Doing a Laplace expansion along the first column, you get that the determinant of that matrix is equal to\begin{align}-\lambda\begin{vmatrix}-\lambda&1&0&0\\0&-\lambda&1&0\\0&0&-\lambda&1\\0&0&0&-\lambda\end{vmatrix}+10^{10}\begin{vmatrix}1&0&0&0\\-\lambda&1&0&0\\0&-\lambda&1&0\\0&0&-\lambda&1\end{vmatrix}=-\lambda^5+10^{10}.\end{align}

Answer 2

If the characteristic polynomial is $-\lambda^5$, you are suggesting that $0$ is an eigenvalue and the matrix is singular. However, it should be clear that the rows are linearly independent and hence the matrix is nonsingular.

To find it characteristic polynomial, try to expand along the first column.
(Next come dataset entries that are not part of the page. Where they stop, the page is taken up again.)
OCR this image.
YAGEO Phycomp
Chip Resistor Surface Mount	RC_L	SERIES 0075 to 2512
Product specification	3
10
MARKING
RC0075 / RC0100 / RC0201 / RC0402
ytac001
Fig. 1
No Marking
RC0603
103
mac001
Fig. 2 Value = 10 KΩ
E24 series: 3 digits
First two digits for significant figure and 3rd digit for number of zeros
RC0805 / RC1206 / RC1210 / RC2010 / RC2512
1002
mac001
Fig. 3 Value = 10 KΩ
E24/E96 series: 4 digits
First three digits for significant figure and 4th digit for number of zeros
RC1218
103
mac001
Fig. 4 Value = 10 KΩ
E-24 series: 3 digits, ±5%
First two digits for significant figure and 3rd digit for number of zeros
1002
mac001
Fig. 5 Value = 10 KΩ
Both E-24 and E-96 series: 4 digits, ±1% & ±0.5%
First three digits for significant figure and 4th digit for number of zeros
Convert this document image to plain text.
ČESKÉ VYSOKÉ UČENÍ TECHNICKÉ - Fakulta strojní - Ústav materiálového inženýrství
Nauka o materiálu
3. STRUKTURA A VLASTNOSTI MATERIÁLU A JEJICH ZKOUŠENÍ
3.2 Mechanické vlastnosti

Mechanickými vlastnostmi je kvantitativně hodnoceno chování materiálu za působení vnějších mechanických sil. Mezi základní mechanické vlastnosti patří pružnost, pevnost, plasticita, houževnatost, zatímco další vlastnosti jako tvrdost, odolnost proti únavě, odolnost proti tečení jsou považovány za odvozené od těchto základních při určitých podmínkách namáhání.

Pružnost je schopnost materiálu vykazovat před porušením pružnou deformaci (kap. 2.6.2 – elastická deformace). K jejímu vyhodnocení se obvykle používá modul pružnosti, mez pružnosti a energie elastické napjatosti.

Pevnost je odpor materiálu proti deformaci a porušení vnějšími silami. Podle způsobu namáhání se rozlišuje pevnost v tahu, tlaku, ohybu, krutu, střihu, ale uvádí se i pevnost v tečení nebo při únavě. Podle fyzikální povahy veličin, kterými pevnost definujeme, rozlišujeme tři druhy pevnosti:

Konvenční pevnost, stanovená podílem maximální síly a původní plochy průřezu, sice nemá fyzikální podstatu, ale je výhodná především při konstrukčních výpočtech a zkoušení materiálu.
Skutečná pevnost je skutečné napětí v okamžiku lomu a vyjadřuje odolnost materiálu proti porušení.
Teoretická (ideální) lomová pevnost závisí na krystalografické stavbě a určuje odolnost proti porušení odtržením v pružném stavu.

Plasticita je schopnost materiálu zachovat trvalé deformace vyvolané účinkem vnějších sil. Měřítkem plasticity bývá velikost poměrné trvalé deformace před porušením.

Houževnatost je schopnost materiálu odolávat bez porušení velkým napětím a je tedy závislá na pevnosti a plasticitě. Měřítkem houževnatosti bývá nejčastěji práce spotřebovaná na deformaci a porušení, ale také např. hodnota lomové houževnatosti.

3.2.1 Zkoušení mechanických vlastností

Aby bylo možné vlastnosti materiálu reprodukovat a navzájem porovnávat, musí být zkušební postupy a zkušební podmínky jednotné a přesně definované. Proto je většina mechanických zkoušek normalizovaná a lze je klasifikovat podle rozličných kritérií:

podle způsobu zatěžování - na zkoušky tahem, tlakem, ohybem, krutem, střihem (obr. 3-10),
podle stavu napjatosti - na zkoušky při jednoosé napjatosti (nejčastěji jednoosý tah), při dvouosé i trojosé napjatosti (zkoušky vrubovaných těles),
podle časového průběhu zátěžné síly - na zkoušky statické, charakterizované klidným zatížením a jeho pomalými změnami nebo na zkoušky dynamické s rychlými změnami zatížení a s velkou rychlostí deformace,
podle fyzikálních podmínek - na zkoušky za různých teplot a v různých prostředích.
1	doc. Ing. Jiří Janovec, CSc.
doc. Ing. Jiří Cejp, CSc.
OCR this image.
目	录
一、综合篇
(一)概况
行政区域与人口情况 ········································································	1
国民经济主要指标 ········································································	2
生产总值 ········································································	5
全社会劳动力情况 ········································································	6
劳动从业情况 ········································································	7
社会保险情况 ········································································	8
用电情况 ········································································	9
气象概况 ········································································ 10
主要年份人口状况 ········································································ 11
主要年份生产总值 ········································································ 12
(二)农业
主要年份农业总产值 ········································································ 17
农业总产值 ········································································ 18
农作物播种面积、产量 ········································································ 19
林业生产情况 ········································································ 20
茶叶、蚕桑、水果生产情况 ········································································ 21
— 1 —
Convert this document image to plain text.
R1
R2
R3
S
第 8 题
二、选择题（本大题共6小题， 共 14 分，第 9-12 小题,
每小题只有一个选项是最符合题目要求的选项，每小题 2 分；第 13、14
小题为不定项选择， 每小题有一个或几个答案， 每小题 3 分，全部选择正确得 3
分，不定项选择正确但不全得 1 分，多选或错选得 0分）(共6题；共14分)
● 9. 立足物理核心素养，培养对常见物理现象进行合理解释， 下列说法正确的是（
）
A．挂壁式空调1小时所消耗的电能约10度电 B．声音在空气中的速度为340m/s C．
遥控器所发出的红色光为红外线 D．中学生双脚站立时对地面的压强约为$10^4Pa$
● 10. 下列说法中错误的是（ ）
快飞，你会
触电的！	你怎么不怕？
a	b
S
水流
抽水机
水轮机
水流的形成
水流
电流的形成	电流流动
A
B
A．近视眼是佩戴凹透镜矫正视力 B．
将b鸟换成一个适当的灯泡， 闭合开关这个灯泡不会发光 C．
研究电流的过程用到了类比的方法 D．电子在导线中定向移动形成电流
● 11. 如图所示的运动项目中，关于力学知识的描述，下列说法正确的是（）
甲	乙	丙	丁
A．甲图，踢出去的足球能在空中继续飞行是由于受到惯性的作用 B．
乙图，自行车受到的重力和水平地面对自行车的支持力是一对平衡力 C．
Note that characteristic polynomial is $|\lambda I - A|$.

Answer 3

Expand on the last row $$\det (A - \lambda I)=det \left(\begin{matrix} -\lambda & 1 & 0 & 0 & 0\\ 0 & -\lambda & 1 & 0 & 0\\ 0 & 0& -\lambda & 1 & 0\\ 0& 0 & 0 & -\lambda & 1\\ 10^{10} & 0 & 0 & 0 & -\lambda \\ \end{matrix}\right)$$

$$ = 10^{10}-\lambda ^5$$

Answer 4

Consider the effect of $A$ on the canonical basis: $$ Ae_1 = 10^{10} e_5,\quad Ae_2 = e_1,\quad Ae_3 = e_2,\quad Ae_4 = e_3,\quad Ae_5 = e_4 $$ Then $A^5 e_i = 10^{10} e_i$ and so $A^5 = 10^{10} I$.